I first met P. in the apartment where he’d languished for several weeks after his mistress took gravely ill. He wasn’t what I’d hoped for, long white hair half in dreads and a wild look in his eye I might have found intriguing had I still been in my 20s. But I’d been searching for a match for ages. And I figured we would develop affection and eventually that affection would grow into mutual respect and enduring love.

That didn’t happen. P. was worse than all my former beaus rolled into one. He left food crumbs and filthy nail clippings all over my apartment, lolling around like a prince and leaving me to clean up after him as if it were a privilege he bestowed upon me. I found myself vacuuming three times a day. I hate vacuuming. He kept me awake at night clawing at my legs. When he would at last desist, he splayed himself across the queen-sized bed and snored loudly. During the day, he prowled the apartment opening cabinet doors and yanking out the contents, seeking to gain my notice, vainly hoping to win my caresses. On the rare occasions I gave him affection, he inevitably lashed out. I still have scars from his love scratches and bites. When I would refuse his advances, he climbed the furniture, tore at the Persian rug, gnawed on the plants, and scratched the hardwood floors. A few times he even yanked my computer cable out of the wall.

P. ate voraciously, and shat hugely and foully. He tore bags of victuals open with his teeth, leaving meat jerky scraps strewn across the kitchen floor. Each morning I would wake to find my counters covered in urine-drenched sand fallen from his matted hair during his nocturnal perambulations.

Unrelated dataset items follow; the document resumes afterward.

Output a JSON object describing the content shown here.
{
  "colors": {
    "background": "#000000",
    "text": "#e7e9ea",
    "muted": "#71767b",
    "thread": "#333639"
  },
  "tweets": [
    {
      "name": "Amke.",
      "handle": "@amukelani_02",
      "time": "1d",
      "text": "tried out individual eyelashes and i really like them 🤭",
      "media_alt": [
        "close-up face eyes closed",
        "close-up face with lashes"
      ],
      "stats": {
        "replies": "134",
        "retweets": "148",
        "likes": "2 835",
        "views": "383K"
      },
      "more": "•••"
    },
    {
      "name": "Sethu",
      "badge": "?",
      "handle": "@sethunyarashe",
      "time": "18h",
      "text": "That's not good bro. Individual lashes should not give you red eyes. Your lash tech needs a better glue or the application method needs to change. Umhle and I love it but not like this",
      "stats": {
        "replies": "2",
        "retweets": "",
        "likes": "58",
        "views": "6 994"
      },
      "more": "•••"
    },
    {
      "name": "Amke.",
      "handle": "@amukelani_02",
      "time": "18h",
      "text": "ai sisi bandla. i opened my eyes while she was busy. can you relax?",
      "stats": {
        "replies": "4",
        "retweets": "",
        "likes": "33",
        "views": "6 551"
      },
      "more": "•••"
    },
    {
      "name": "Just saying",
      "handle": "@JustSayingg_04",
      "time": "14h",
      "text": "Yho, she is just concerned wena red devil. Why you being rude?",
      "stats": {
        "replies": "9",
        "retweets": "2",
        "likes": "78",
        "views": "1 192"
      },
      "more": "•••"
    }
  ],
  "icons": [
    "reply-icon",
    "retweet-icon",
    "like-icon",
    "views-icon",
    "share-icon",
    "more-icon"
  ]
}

After two weeks living with P., I was at my wit’s end. Whenever I heard a noise, I jumped, afraid to see what thing of mine he’d left in ruins. I had no love for him, and P. was starting to have suspicions. He dismantled two telephone chargers with his teeth and knocked the kettle to the floor during dinner.

I called the matchmaker and told him it wasn’t working out. When I described P.’s abuses, the matchmaker assured me that all those behaviors were normal for someone like P. He didn’t relent until I pointed out that it would do P. no good to live in a place where the woman of the house didn’t welcome his presence. He promised to look for another situation.

But the matchmaker was lazy. He figured he’d done his part. I gave him a few nudges, indicated places he might find new prospects. He sent me a text assuring me he was seeing to the matter. Thereafter all my calls went straight to voicemail.

So I was forced to take things into my own hands. Within a few minutes, I had some luck.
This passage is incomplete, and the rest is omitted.